Ken Chapman just compared Bill 44 with forced sterilization. Think about that.

Good lord, why do people work with/for this man? His clearly lacks critical thought. In fact as desperate as he and other Liberals are to paint the Wildrose as "scary" and "reactionary", it is the Rebooters themselves who are coming off as border-line-loony tunes with such thoughtless comparisons.

Oemissions said...

Just the name Wild Rose should attract many.
I have heard Danielle a few times and thought:"She seems so intelligent and definitely articulate but.....far away from the CCF!"

Robert G. Harvie, Q.C. said...

It is a very curious thing when progressives are so irritated with the tendency for Albertans to vote PC that they actually start supporting a party to the farther right.

The reality is that as unemployment in Alberta reduces at a rate outpacing the rest of the country, and as prudent belt tightening starts to take shape without massive impact on the citizenry.. and as the Wild Rose Alliance continues to prove itself as a movement without substance.. it is likely that Alberta will largely support the PC Party again.

That being said, however, I think there is room for the Liberals to make inroads and to capture a greater part of the vote and perhaps contend again, as Lawrence Decore did, but they are going to need a leader:

a) With personality that resonates as someone with the "common tough"; and

b) With a pre-existing repuration as someone Albertans have familiarity with and some trust with.

As it stands, if Dave Bronconnier decided to run for leader of the Liberal Party, that would be something this PC would worry about much more than Danielle Smith.

Robert G. Harvie, Q.C. said...

"common touch"


Spud said...

I tend to agree with the previous poster on the make-up of reboot and renew. If you look at their facebook fans, you have the crazy eco-terrorist/former U of A SU Prez, the loony tunes that are destroying businesses in Edmonton so that we can have density (hope it's not contagious), and Dave Cornoyer...need I say more?

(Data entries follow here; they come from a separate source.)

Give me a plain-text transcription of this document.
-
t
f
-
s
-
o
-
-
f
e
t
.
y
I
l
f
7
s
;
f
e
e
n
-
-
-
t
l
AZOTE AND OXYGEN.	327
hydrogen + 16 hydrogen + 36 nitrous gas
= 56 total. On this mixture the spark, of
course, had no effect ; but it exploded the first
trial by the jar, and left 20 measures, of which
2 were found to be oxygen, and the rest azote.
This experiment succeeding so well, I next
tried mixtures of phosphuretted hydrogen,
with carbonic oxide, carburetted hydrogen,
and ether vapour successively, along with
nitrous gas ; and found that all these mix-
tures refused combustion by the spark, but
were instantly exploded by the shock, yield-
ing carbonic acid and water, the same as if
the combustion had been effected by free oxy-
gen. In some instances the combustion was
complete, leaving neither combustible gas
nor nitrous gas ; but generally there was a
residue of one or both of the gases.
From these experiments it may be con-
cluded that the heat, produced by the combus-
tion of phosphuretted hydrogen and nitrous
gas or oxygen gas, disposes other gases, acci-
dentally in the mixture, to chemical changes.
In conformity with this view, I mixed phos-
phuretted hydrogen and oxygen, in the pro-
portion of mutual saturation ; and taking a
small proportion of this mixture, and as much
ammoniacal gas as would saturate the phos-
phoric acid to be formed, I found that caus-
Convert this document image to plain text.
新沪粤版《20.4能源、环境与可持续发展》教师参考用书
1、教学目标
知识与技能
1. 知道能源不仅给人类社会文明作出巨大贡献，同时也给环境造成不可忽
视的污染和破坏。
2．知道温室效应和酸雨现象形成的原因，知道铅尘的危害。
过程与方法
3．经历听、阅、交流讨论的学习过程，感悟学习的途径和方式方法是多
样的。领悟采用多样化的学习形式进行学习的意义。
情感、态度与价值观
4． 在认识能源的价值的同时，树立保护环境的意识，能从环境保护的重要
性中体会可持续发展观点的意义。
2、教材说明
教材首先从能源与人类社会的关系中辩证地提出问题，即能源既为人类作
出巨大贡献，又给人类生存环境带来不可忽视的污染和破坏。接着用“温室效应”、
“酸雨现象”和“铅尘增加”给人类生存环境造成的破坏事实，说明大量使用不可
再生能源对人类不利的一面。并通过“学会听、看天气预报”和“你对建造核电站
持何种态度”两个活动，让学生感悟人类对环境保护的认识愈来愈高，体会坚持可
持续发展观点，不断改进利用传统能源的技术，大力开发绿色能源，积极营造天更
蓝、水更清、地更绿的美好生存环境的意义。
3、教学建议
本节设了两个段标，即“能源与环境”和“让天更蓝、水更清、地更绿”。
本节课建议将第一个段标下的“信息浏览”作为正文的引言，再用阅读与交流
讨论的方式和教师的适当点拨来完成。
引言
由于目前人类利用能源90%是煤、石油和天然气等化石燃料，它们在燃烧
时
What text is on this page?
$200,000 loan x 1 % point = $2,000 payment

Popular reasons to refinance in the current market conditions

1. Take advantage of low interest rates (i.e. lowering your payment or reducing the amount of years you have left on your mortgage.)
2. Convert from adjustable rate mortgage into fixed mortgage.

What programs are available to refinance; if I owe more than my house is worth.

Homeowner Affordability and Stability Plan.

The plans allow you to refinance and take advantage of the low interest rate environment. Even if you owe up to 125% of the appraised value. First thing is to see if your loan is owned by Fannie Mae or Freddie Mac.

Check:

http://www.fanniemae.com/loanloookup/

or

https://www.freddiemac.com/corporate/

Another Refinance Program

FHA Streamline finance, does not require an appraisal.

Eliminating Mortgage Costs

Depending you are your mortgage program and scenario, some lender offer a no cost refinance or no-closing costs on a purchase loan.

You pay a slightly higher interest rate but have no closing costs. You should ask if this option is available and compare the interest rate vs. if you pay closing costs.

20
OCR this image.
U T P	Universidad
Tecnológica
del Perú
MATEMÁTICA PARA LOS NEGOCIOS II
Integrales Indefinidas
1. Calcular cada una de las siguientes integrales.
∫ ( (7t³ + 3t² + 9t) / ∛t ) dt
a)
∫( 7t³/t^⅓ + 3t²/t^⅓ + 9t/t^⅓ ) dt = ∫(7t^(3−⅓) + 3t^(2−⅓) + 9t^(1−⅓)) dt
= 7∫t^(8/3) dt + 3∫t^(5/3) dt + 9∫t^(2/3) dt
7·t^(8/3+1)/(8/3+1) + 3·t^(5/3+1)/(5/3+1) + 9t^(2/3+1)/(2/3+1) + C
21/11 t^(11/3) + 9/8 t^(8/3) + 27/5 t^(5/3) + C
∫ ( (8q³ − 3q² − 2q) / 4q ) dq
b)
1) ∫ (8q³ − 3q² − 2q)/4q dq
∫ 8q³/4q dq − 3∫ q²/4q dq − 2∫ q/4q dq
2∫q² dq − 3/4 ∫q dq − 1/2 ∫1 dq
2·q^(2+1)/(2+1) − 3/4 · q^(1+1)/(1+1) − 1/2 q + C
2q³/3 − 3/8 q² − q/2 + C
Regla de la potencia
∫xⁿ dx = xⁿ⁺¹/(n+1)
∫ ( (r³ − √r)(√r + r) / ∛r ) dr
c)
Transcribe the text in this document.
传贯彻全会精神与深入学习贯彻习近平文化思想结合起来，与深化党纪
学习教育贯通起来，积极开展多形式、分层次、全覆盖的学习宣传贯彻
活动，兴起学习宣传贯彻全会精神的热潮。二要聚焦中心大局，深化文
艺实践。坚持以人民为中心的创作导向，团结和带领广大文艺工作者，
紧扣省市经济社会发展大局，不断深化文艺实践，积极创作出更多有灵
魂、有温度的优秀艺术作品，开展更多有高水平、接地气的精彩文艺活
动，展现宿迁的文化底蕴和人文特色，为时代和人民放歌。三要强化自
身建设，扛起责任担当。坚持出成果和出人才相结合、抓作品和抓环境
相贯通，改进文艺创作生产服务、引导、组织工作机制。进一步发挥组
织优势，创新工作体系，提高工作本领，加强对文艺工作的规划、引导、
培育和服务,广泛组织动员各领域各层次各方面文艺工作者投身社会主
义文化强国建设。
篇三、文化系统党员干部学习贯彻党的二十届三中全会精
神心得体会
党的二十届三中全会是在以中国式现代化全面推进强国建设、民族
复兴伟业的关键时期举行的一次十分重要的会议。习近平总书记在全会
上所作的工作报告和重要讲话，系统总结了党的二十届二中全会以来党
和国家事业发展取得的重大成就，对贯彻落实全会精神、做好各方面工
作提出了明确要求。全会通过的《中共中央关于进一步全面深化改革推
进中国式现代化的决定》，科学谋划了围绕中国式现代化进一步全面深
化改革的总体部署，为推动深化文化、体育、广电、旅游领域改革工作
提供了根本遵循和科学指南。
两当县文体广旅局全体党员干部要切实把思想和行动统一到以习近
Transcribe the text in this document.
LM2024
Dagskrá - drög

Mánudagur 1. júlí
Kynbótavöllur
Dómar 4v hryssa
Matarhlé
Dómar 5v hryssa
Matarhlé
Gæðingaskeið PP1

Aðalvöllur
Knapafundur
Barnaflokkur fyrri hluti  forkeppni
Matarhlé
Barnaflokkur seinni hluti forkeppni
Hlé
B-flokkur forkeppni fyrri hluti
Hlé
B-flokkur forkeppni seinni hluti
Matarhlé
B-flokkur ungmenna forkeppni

The next AB gov will be made up of WAPs and PC's, with the Libs, NDP, Greens, Repeople swept aside.

daveberta said...

Yeah, I hear that Dave Cournoyer is completely nuts...
Thanks for all the comments, folks.


Roman said...

Dave Cournoyer is indeed completely nuts. We've decided to find it charming.

Jason Ragan - A trvthseeker said...

Thanks everyone to the great feedback. Perhaps Anderson is not as moderate as I thought, but the optics of the defections looked good. They left not because their ideology didn't fit in the PC's, they left because they felt the PC's were doing a disservice to democracy. That just looks good.

I totally agree that the Liberals might have a chance if they got a leader like Bronconnier, but Bronco would have run if he felt that he could win. He didn't run and left the field open for a bunch lightweights.

Thanks again for all the comments!

jerrymacgp said...

I disagree that the progressive side does not have an articulate spokesperson. Although Liberal leader Dr. Swann may not be spellbinding, NDP leader Brian Mason is a highly effective communicator. The issue is the Liberal-leaning Alberta media that give the Grits more ink than the NDP. (Paradoxically, the small-c conservative Suns often give the NDP better coverage than the Journal-Herald). It doesn't matter how well you present your message if nobody hears it.

Anonymous said...

Ken Chapman is wrong, as usual. Bill 44 is one of the most progressive pieces of pro-family legislation in this nation's history. Any argument against it denies parental choice. We need bill 44.

Anonymous said...

Ken Chapman is an idiot.

The Sexual Sterilization Act was put in by the United Farmers Government.